FDV assumes today’s price stays the same even as supply grows, which is unlikely. The metric ignores how long unlocks take, how performance might change, and how demand might grow or shrink. FDV can also look worrying for healthy projects that simply have long-term incentive plans and slow release schedules.

Common mistakes people make with FDV

Many people misuse fully diluted valuation by reading too much into a single figure. Several errors show up again and again in both equity and crypto markets.

Misreading what FDV really tells you

A frequent mistake is treating FDV like a price target, as if the project must reach that value. FDV is a snapshot based on today’s price, not a forecast of where the project is going.

Another error is ignoring vesting timelines; dilution spread over many years has a very different impact than a sudden unlock. Finally, some investors compare FDV across sectors without context. A high FDV might be normal in one sector with strong growth, but excessive in another with weak demand.

Using FDV in your own analysis

To use fully diluted valuation well, treat it as one tool in your kit, not the only one. FDV works best as a starting point for questions about supply, incentives, and long-term risk.
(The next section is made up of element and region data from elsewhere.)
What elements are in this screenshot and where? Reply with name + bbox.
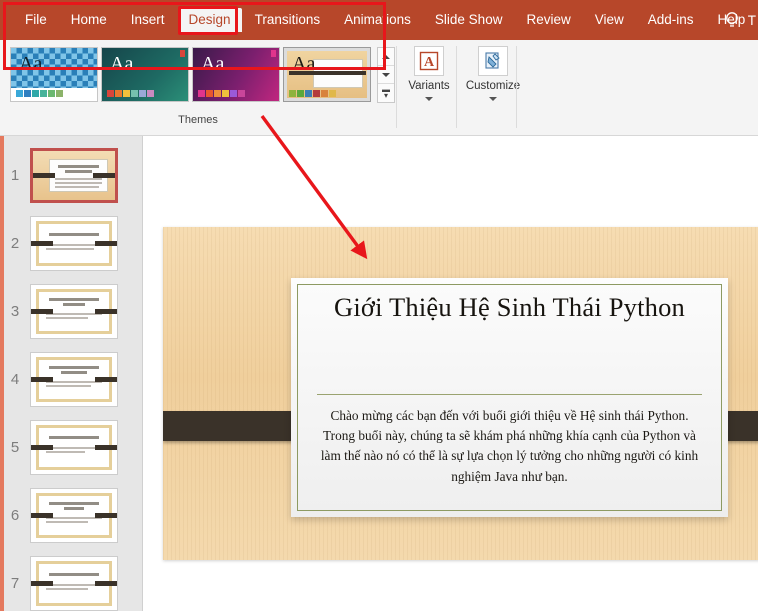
slide-number: 3 — [0, 303, 30, 320]
theme-swatches — [16, 90, 63, 97]
thumbnail-row-3[interactable]: 3 — [0, 278, 142, 345]
customize-icon — [478, 46, 508, 76]
lightbulb-icon — [725, 11, 739, 29]
tab-add-ins[interactable]: Add-ins — [637, 8, 705, 32]
theme-item-dark-teal[interactable]: Aa — [101, 47, 189, 102]
thumbnail-row-6[interactable]: 6 — [0, 482, 142, 549]
tab-file[interactable]: File — [14, 8, 58, 32]
tell-me-label: T — [748, 13, 756, 28]
slide-number: 2 — [0, 235, 30, 252]
theme-swatches — [107, 90, 154, 97]
tab-home[interactable]: Home — [60, 8, 118, 32]
theme-swatches — [289, 90, 336, 97]
slide-thumbnail[interactable] — [30, 148, 118, 203]
customize-button[interactable]: Customize — [462, 46, 524, 101]
slide-thumbnail[interactable] — [30, 420, 118, 475]
variants-dropdown-caret[interactable] — [425, 97, 433, 101]
thumbnail-row-4[interactable]: 4 — [0, 346, 142, 413]
ribbon-tab-bar: File Home Insert Design Transitions Anim… — [0, 0, 758, 40]
theme-item-purple-gradient[interactable]: Aa — [192, 47, 280, 102]
themes-group: Aa Aa — [6, 44, 388, 108]
slide-thumbnail[interactable] — [30, 488, 118, 543]
gallery-scroll-up-button[interactable] — [378, 48, 394, 66]
theme-aa-label: Aa — [19, 54, 42, 74]
slide-number: 4 — [0, 371, 30, 388]
theme-aa-label: Aa — [110, 54, 133, 74]
variants-icon: A — [414, 46, 444, 76]
thumbnail-row-2[interactable]: 2 — [0, 210, 142, 277]
tab-insert[interactable]: Insert — [120, 8, 176, 32]
thumbnail-row-7[interactable]: 7 — [0, 550, 142, 611]
tab-review[interactable]: Review — [515, 8, 581, 32]
slide-body-text[interactable]: Chào mừng các bạn đến với buổi giới thiệ… — [313, 406, 706, 487]
theme-corner-marker — [180, 50, 185, 57]
slide-content-card[interactable]: Giới Thiệu Hệ Sinh Thái Python Chào mừng… — [291, 278, 728, 517]
customize-dropdown-caret[interactable] — [489, 97, 497, 101]
group-separator — [516, 46, 517, 128]
theme-corner-marker — [271, 50, 276, 57]
slide-thumbnail[interactable] — [30, 284, 118, 339]
tell-me-zone[interactable]: T — [725, 0, 756, 40]
tab-slide-show[interactable]: Slide Show — [424, 8, 514, 32]
group-separator — [396, 46, 397, 128]
tab-transitions[interactable]: Transitions — [244, 8, 332, 32]
variants-label: Variants — [408, 80, 449, 92]
slide-number: 1 — [0, 167, 30, 184]
tab-design[interactable]: Design — [178, 8, 242, 32]
theme-item-wood-selected[interactable]: Aa — [283, 47, 371, 102]
theme-aa-label: Aa — [201, 54, 224, 74]
slide-title[interactable]: Giới Thiệu Hệ Sinh Thái Python — [317, 292, 702, 323]
theme-item-blue-pattern[interactable]: Aa — [10, 47, 98, 102]
theme-bar-shape — [289, 71, 366, 75]
theme-gallery[interactable]: Aa Aa — [6, 44, 373, 102]
powerpoint-window: File Home Insert Design Transitions Anim… — [0, 0, 758, 611]
gallery-more-button[interactable]: ▬▾ — [378, 84, 394, 102]
slide-editing-stage: Giới Thiệu Hệ Sinh Thái Python Chào mừng… — [143, 136, 758, 611]
thumbnail-row-5[interactable]: 5 — [0, 414, 142, 481]
variants-button[interactable]: A Variants — [402, 46, 456, 101]
group-separator — [456, 46, 457, 128]
themes-group-label: Themes — [3, 114, 393, 126]
ribbon-body: Aa Aa — [0, 40, 758, 136]
svg-text:A: A — [424, 55, 435, 70]
thumbnail-row-1[interactable]: 1 — [0, 142, 142, 209]
slide-thumbnail-panel[interactable]: 1 2 — [0, 136, 143, 611]
slide-number: 5 — [0, 439, 30, 456]
current-slide[interactable]: Giới Thiệu Hệ Sinh Thái Python Chào mừng… — [163, 227, 758, 560]
tab-animations[interactable]: Animations — [333, 8, 422, 32]
title-divider — [317, 394, 702, 395]
slide-number: 7 — [0, 575, 30, 592]
slide-thumbnail[interactable] — [30, 556, 118, 611]
slide-number: 6 — [0, 507, 30, 524]
theme-gallery-scroll[interactable]: ▬▾ — [377, 47, 395, 103]
slide-thumbnail[interactable] — [30, 352, 118, 407]
tab-view[interactable]: View — [584, 8, 635, 32]
gallery-scroll-down-button[interactable] — [378, 66, 394, 84]
customize-label: Customize — [466, 80, 520, 92]
slide-thumbnail[interactable] — [30, 216, 118, 271]
theme-swatches — [198, 90, 245, 97]
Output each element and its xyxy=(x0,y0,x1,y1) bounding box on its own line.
Practical checklist for FDV-based decisions

Start by asking how far FDV sits above the current market cap and why that gap exists. Then look at who holds future shares or tokens, how fast they unlock, and what incentives they have once they can sell.

Combine this with basic research on the project’s product, team, and traction. When you understand what is fully diluted valuation FDV and how it is built, you can spot deals that rely on heavy future dilution and avoid overpaying for short-term hype.

Conclusion: how to treat FDV in real decisions

FDV gives you a clear view of how big a project’s valuation could look once every share or token is live. By combining the simple FDV formula with a careful look at supply schedules, you can judge whether current pricing makes sense.

Use fully diluted valuation alongside market cap, fundamentals, and your own risk tolerance. When you do that, FDV becomes a practical guardrail that helps you protect your ownership and make more grounded investment choices in both stocks and crypto.